Stormwater infiltration facilities help reduce the hydrologic impacts of residential and commercial development. The design of these facilities is particularly challenging because of large uncertainties associated with predictions of both short-term and long-term infiltration rates.
Full-scale "flood tests" conducted at four infiltration facilities in western Washington suggest that lateral flow along the sides of the ponds may be significant. This is similar to "bank storage" that occurs in stream channels. More efficient designs may require a larger ratio of side area to bottom area and that maintenance activities should be considered for the sides as well as the bottom of the pond.
Saturated hydraulic conductivity values estimated from measuring air conductivity and from regression equations derived from grain size parameters were compared to full-scale infiltration rates for 15 sites in western Washington. The estimated values for saturated hydraulic conductivity were up to two orders-of-magnitude larger than the full-scale infiltration rates for some sites and were two orders-of-magnitude smaller at others. These results show that infiltration rates cannot be reliability estimated on the basis of soil properties alone; information related to the hydraulic gradient is also important.

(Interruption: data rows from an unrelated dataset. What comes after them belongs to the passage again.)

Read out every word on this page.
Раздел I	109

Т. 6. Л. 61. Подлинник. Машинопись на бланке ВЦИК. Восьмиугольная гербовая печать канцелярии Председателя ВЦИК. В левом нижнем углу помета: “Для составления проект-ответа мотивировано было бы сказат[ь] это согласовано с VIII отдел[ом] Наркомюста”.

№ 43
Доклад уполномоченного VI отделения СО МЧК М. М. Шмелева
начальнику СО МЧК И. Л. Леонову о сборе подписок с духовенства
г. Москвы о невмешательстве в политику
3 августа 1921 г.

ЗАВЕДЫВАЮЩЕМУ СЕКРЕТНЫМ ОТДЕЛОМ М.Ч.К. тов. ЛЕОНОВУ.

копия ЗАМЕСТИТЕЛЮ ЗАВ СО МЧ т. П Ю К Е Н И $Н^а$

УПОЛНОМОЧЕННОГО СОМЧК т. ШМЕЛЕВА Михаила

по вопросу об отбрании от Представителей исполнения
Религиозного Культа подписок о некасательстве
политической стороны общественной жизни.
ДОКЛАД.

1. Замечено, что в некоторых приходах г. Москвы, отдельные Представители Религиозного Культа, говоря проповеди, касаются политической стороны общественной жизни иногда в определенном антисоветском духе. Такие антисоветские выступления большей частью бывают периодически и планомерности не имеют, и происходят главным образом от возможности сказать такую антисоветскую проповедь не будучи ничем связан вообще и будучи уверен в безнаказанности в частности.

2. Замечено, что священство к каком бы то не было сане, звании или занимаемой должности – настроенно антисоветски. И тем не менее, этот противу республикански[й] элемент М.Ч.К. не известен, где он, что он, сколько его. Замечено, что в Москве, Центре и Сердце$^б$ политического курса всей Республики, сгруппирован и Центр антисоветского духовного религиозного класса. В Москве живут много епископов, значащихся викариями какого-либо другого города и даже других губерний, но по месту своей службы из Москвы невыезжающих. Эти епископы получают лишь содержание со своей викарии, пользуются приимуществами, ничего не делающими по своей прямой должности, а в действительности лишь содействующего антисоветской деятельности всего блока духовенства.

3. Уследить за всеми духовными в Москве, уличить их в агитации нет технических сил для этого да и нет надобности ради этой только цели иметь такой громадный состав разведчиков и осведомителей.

Computer models were compared to identify the flow systems for which saturated models provide reasonable approximations. The difference between saturated and unsaturated flow models was lowest in highly permeable soils and increased as the hydraulic conductivity of the soil decreased. The simulations suggest that steady-state infiltration rates calculated with a saturated model will be 20 to 30 percent smaller than rates calculated with an unsaturated model for the range of hydraulic conductivities typically found beneath Western Washington infiltration ponds. A comparison of steady-state and transient simulations showed that the steadystate assumption may significantly underestimate infiltration rates.